# Dutch Open 2012



## Kattenvriendin (Oct 27, 2012)

Still nothing on this event? Well.. it's a week from now.. so then I'll jump in the pool and create the topic.


To be held next week, november 3 and 4 in Voorburg.


Entrance fee for Saturday is 5 euro per person (competitors/guests). The entrance fee includes lunch and drinks.
Entrance fee for Sunday is 15 euro per person (competitors/guests), NKC members pay 10 euro. The entrance fee includes lunch and drinks.

All fees are paid in cash during on-site registration.


More info in the links below:

WCA link

Speedcubing link

Register here


Hopefully see you there!


----------



## MarcelP (Oct 27, 2012)

Unfortunately I will not make it to this event. My mother is turning 65 and throws a party. How is your preparation? Do you have your purple Guhong allready?  What events will you be doing? I am looking forward to see you results!


----------



## Kattenvriendin (Oct 27, 2012)

Purple guhong nope. 

I got sent a diansheng 3x3 instead :fp but matters are sorted with the seller and a new guhong DIY will be shipped shortly. However not shortly enough for me to have it at Dutch Open.
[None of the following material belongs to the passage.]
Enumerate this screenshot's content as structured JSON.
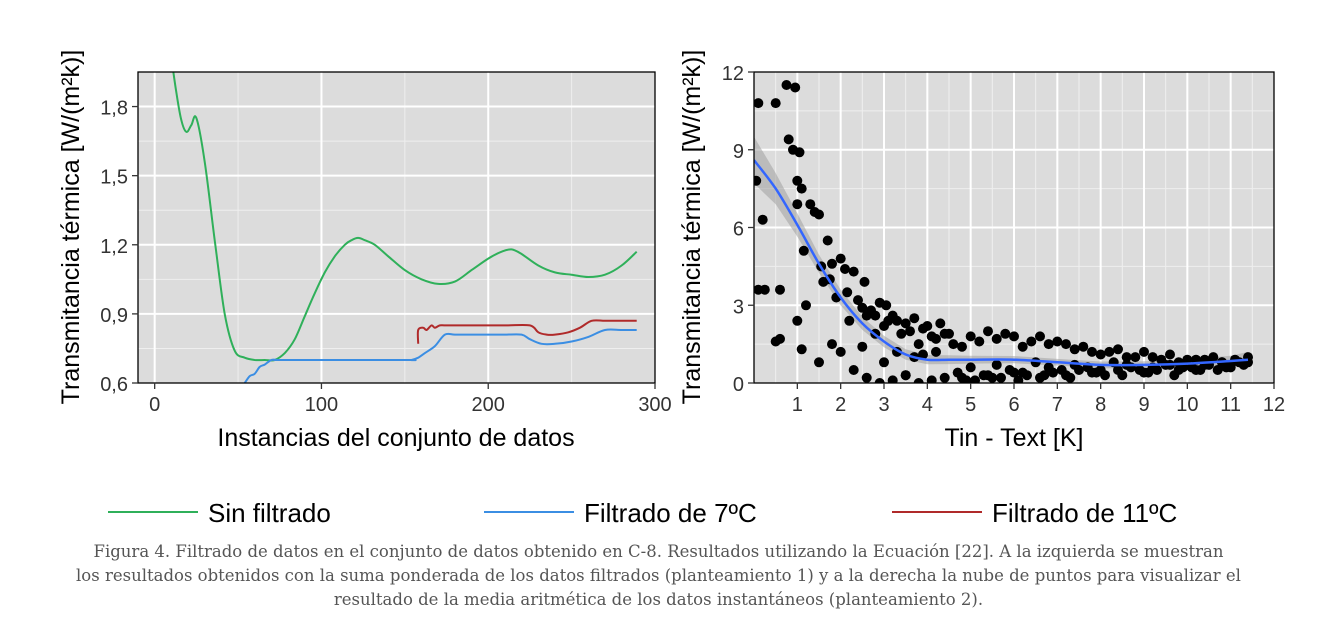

I will participate in the regular 3x3 and the 2x2 events. Good friend will come along as well this time, bringing his SS 3x3 and that DianSheng that he bought off me lol. He won't participate though, we're hoping he'll know at least to SOLVE the cube before the event.



Bummer that you can't come!  Maybe only one of the days? I mean.. the event IS two days after all?


----------



## MarcelP (Oct 27, 2012)

Kattenvriendin said:


> Bummer that you can't come!  Maybe only one of the days? I mean.. the event IS two days after all?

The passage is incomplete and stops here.